Dienstag, 4. November 2003

Requiem bietet Tröstliches
Von Jürgen Dehl

Kriftel.  Es ist ein mächtiges Sterben und Abschiednehmen in dieser Musik. Auch der Psalm "Wie lieblich sind deine Wohnungen, Herr Zebaoth", jenseitig interpretiert, trägt kaum Licht in die bohrenden, düsteren Klänge. In St. Vitus führten Chor und Orchester des Caecilienvereins unter Leitung von Andreas Winckler "Ein deutsches Requiem" von Johannes Brahms auf und den Rezensenten plagte Skepsis. Bisher bewegten sich Musiker und Vokalisten in völlig anderen Klangwelten und nicht in dieser Brahms'schen Düsternis. Doch freudig sei gesagt, dass des Schreibers Bedenken sich rasch in Nichts auflösten.

Andreas Winckler hatte seine Vokalisten bestens präpariert und etwas Schwieriges obendrein geschafft: Die Choristinnen und Choristen waren meistens recht gut zu verstehen. Nicht nur das. Auch die die vielen Ausbrüche, Crescendi und Decrescendi wurden ohne gewalttätiges stimmliches Forcieren bewältigt. Auch hat der Caecilienverein beim schweren Pianosingen viel an Format gewonnen.

Farbig klang das Orchester und die Balance zwischen menschlicher Stimme und Instrumenten war meist ausgewogen. Bei der Akustik in St. Vitus ein schweres, aber wirklich schönes Stück Arbeit. Trefflich fügten sich die Solisten ein, die – recht besehen – nur kleinere Aufgaben haben. Aber sie müssen auf den Punkt genau da sein. Den ausgedehnteren Bariton-Part gestaltete Dietrich Volle, dessen Stimme mit ihrem Wohlklang für sich einnimmt. Aber auch die sehr

eindringliche Gestaltung seiner Partie muss hervorgehoben werden. Christine Bechtel (Sopran) ließ in "Ein deutsches Requiem" hören, dass sie – die sonst hier mit Koloraturen besticht – auch mit dem breiteren und weiteren Klang der Romantik trefflich vertraut ist.

Johannes Brahms komponierte "Ein deutsches Requiem" in Etappen. Erstaunlich wenig davon ist dem Werk anzumerken. Immer wieder gelang es ihm, stilistisch an Vorhandenes anzuknüpfen.

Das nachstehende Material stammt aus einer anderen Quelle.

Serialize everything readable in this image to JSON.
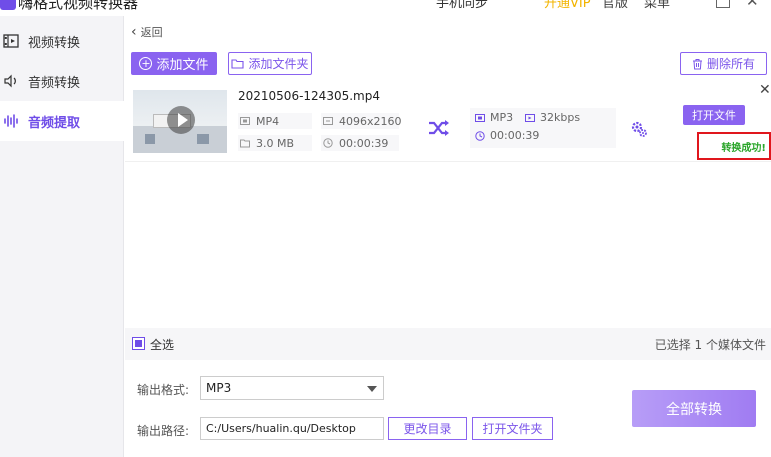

Brahms begann mit der Komposition nach dem Tod von Robert Schumann (1856). Erst fünf Jahre später waren die beiden ersten Sätze des Werkes fertig. 1865 nahm Brahms die Arbeit erneut auf. Anlass war der Tod seiner Mutter. 1867 konnten drei Sätze aufgeführt werden. Anregungen von Außen ließen das Werk allmählich auf sieben Sätze wachsen. Ein Werk, das auch von der beträchtlichen Bibelkenntnis des Komponisten Zeugnis ablegt; denn Brahms hatte sich den Text nach der Hebräischen Bibel und dem Neuen Testament selbst zusammengestellt.

Bevor die Musik erklang, sprach Pfarrer Andreas Unfried über seine Gedanken zum Werk. Die Komposition, die sich nicht auf den liturgischen Text bezieht, sei kein "Requiem" für die Toten sondern ein Requiem und Tröstung für die Überlebenden.

Dass davon nichts verloren ging und eine wirklich nachdrückliche Wiedergabe gelang, lohnte das Publikum in der vollbesetzten Kirche mit viel Applaus. Dieser Satz zeigt zwei Dinge: Die Aufbauarbeit von Andreas Winckler wirkt sich nicht nur auf die Musikleistungen aus, sie lockt auch Leute an.